A Ciência nos trouxe grandes avanços em nossa forma de enxergar o mundo e o Universo; novas tecnologias vieram minimizar os sofrimentos humanos, aplacar as dores físicas, aliviar sofrimentos psíquicos, diminuir as distâncias, facilitar as comunicações, aumentar a expectativa de vida, mas ainda está longe de responder aos nossos questionamentos mais fundamentais: qual o sentido da vida? Por que e para que sofremos? Por que estamos aqui? A vida terá fim? O que há após a morte? Reencontraremos nossos entes queridos que se foram? Somos meras obras de acontecimentos aleatórios ou estamos sujeitos a desígnios superiores que guiam nossas vidas?
Por outro lado, para fazer face ao paradigma materialista e à dispersão de referenciais morais, num mundo cada vez mais plural e heterogêneo, algumas instituições religiosas tentam, a todo custo, levar adeptos por meio de promessas que não conseguem cumprir, arrebanhar fiéis para suas crenças baseadas em dogmas, verdades impostas, que naufragam diante da evidência e da razão, deixando para trás a frustração e a revolta, em virtude de desejos imediatistas não atendidos.
A depressão é uma doença, uma desordem mental-emocional e do sistema nervoso, que afeta e é afetada pelas funções e disfunções neuroquímicas do cérebro e, como tal, necessita de tratamento, com psicoterapia e medicação, além do apoio de amigos e familiares, bem como do suporte de algum tipo de fé e espiritualidade.

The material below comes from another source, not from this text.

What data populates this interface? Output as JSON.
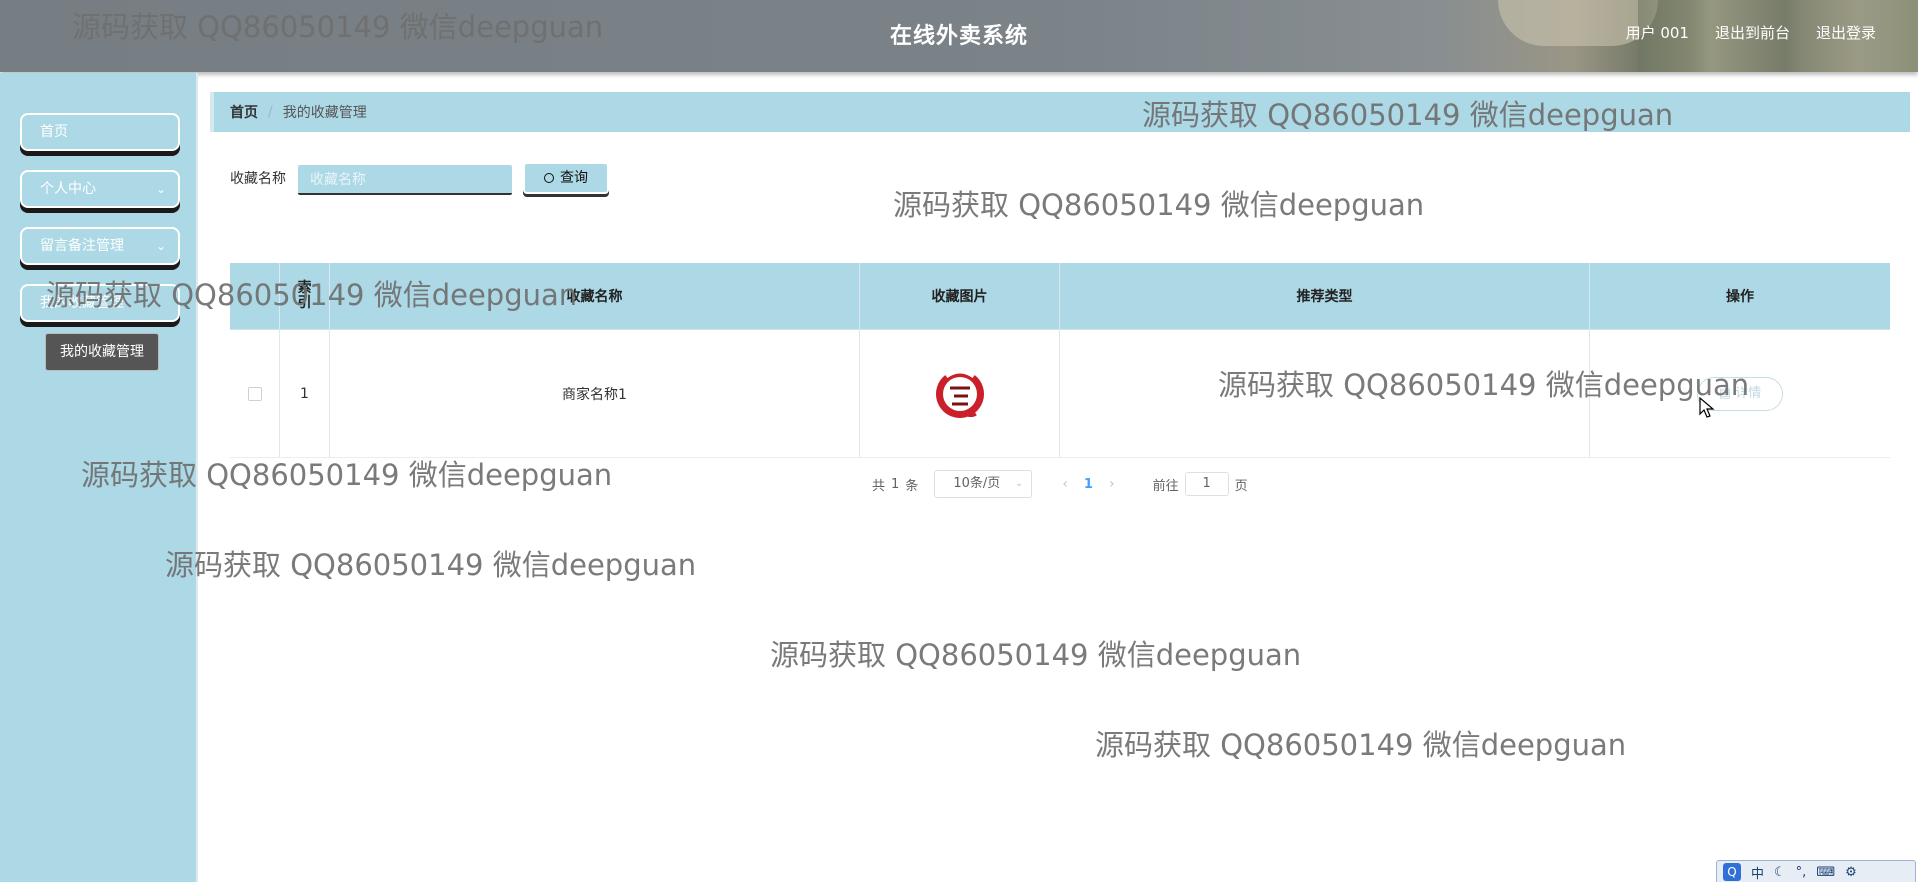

Mas além de ser uma doença de um indivíduo, é uma doença de uma sociedade inteira, que gera pessoas deprimidas; que esvazia do ser humano a sua humanidade; uma sociedade que, maravilhada com os avanços da ciência, mas também atordoada com a capacidade humana de gerar infelicidade, crueldade, abandono e esquecimento, não consegue dar respostas aos verdadeiros sofrimentos humanos, que persistem sob os mais variados nomes, classificados nos livros técnicos de patologias mentais.